There is a civil war in philosophy. On one side you have the continental philosophers -- think cigarette-smoking, angst-ridden souls who try to impress you by randomly lapsing into French, German, and Greek -- and on the other you have analytic philosophers -- think science-worshipping logic techno-geeks. Aspazia, a few days ago, set out the distinction in terms of the respective rhetorical bad habits of each side. I've always thought the real difference is that the continentals got dates.

Then I realized the real dividing line...fashion. Walk into a meeting of the American Philosophical Association and without saying a word to anyone, you could easily partition the crowd into continental and analytic classes by just looking at the clothes. (The third group of philosophers -- Americanists -- can also be easily spotted: they're the ones in front of the hall with big pleading eyes and signs that say, "Will talk about Dewey for food.") Analytics and continentals dress differently...and that's putting it nicely. Continentals dress themselves to the nines whereas it is hard to find nine analytics who can dress themselves. So, being a science-worshipping logic techno-geek, I started to think about what accounted for this difference...and I believe I have an answer:

The nature of fashion is predicated upon the satisfaction of the "goes with" relation, G. An outfit meets the conditions of fashion acceptability only if it is comprised of a bottom covering, b, and a top covering, t, such that it is true that Gtb.

While the satisfaction of the "goes with" relation for top and bottom coverings is a necessary condition for an outfit to be categorized as "sharp," it is not sufficient for sharpness as the if-clause requires accessorization.

Initially, it was thought that accessories would require the "goes with" relation to be expanded from a binary to an arbitrary n-ary relation, but it was shown possible to group accessorization constants into a single variable which have been determined to satisfy the relation themselves. That is, one can show that shoes and a belt go together independent of the outfit and that if a given bottom covering, say a particular pair of pants P, and given top covering, say a given shirt S, have been demonstrated to go together, that is for which GPS has already been demonstrated, then for a pair of shoes, h, to be fashion acceptable they must satisfy the "goes with" relation G(PS)h. Such iterations must be repeated until a complete outfit has been assembled.

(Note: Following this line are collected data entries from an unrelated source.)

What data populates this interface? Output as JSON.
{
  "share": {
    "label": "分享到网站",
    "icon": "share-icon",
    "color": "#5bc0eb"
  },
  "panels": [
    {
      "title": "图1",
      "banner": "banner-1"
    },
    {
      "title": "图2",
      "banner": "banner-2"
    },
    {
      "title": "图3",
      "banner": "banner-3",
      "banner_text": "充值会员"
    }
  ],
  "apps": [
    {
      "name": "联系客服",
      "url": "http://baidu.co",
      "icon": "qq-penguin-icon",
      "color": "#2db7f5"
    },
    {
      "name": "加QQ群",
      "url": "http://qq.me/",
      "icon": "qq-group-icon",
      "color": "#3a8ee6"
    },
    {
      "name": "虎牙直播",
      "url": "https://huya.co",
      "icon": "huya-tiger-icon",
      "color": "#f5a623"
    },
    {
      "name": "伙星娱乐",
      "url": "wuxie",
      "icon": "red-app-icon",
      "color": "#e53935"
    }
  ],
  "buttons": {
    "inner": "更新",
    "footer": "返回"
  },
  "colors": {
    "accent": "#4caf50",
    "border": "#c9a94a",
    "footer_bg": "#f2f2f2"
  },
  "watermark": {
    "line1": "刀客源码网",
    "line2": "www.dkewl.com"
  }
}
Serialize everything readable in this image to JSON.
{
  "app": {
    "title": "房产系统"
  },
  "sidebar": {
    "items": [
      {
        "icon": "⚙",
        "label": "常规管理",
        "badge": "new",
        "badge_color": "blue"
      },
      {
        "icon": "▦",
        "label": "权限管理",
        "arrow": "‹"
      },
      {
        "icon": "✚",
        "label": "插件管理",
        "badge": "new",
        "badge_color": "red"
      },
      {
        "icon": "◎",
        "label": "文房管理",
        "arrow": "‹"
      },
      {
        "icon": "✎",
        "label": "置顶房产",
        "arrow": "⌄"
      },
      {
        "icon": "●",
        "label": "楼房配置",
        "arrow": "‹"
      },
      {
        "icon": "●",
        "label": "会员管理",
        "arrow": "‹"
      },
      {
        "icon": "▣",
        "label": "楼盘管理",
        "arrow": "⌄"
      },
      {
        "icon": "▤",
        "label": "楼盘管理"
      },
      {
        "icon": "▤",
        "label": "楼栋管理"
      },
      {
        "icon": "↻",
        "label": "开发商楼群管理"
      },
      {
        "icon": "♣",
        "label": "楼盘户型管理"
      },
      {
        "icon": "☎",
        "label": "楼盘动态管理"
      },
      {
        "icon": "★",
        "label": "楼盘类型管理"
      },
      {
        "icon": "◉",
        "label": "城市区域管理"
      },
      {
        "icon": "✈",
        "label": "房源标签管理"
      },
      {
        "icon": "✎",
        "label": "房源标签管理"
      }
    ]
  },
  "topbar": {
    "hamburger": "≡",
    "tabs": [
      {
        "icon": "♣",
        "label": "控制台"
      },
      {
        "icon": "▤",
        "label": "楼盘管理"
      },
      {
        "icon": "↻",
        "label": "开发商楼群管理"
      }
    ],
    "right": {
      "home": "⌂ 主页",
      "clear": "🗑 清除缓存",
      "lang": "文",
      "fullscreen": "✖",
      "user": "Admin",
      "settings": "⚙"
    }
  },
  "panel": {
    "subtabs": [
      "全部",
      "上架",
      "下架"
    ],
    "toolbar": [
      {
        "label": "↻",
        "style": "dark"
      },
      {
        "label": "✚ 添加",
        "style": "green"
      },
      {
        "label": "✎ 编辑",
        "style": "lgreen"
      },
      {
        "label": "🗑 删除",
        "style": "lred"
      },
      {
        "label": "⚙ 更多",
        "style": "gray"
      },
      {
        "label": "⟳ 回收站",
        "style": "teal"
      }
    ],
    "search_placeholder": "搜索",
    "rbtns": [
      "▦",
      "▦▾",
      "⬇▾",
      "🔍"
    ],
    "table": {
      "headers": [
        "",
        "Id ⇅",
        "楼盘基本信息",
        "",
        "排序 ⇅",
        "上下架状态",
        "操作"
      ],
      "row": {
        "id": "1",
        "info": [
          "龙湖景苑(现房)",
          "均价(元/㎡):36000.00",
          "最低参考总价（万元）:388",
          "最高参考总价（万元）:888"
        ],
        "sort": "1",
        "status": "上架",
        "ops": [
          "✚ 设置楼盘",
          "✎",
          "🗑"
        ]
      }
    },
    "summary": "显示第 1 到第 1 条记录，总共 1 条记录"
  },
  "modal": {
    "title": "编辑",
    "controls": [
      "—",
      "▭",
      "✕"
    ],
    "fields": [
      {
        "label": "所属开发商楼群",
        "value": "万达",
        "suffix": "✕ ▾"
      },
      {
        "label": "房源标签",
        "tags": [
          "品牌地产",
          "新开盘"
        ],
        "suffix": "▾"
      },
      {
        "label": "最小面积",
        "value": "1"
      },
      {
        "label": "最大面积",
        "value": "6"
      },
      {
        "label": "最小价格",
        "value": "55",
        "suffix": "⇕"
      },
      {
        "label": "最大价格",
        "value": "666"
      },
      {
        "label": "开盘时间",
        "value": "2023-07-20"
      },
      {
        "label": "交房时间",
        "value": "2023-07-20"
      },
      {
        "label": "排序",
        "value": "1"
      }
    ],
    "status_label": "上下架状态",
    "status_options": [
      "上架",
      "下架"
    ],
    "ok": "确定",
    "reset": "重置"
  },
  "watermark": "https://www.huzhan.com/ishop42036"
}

The reason why analytic philosophers (and similarly mathematicians and cognitive scientists) have a difficult time dressing themselves or dress poorly is that the satisfaction of any sentence involving the "goes with" relation is not finitely decidable. There is no algorithm by which one can in a finite amount of time, much less in the morning before you are too late for class, decide with deductive certainty whether an outfit is sharp and properly accessorized. Now, there are rules which by which we can rule out entire classes of ordered pairs, e.g., let x be a member of the class of checked clothing and y be a member of the class of striped clothing, it is fairly trivial to show that for all such x and all such y, Gxy must be false (I leave it as an exercise to the reader to provide a proof). But for the general case there is no finitely executable decision procedure such that for any two arbitrary articles of clothing one may determine the satisfaction of G.

There were, of course, hopes in the 40s and 50s for such a breakthrough. But the dream of a "Cou-turing machine" faded with the suicide of Alan Turing. "Not only did he have the greatest mind in history for devising formal solutions to problems like this, but as a snazzy dressing gay man himself, he was the only one who could bring all the elements together -- the Carson Kressley of the post-war computation theory set. Bloody MI-5, with their homophobic poppycock," a former colleague was reported to have said, "They doomed all of us geeks to a series of lonely Saturday nights."

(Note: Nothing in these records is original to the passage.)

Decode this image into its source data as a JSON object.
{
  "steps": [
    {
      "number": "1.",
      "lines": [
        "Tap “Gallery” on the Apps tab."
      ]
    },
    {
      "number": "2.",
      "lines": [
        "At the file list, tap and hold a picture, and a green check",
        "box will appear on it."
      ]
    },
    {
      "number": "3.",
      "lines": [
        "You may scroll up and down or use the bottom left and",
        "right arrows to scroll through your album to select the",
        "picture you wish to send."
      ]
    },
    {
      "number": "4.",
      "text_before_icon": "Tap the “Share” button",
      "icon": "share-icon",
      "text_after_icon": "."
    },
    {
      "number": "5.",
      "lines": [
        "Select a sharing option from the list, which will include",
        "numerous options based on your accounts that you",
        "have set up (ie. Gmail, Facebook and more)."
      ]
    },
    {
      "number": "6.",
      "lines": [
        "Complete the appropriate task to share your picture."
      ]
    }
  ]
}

While that explains the lack of fashion sense on the analytic side of the aisle, the continental fashion phenomenon is also easily saved because we are dealing only with an infinitely more simple limiting case. For continental philosophers, the "goes with" relationship is trivially true because it can be shown as a direct result of a basic lemma (the Klein theorem -- that's Calvin, not Felix) that for all pieces of apparel x and y which are proper subsets of the class B of black clothing, the sentence Gxy must be true.

So, what is to be done with this initial working through of fashion logic? My suggestion is that work be directed at developing theorems which hold for non-black clothing. The place to start would be with a possible generalization of the simplest lemmas which are known in the field as the "Garanimal postulates." Unfortunately, little work has been done finding a material instantiation since the initial work in the mid-70's with various forms of corduroy, but with new techniques there is hope that the work could be revived in a new, more mature form. If anyone out there is looking for a dissertation topic...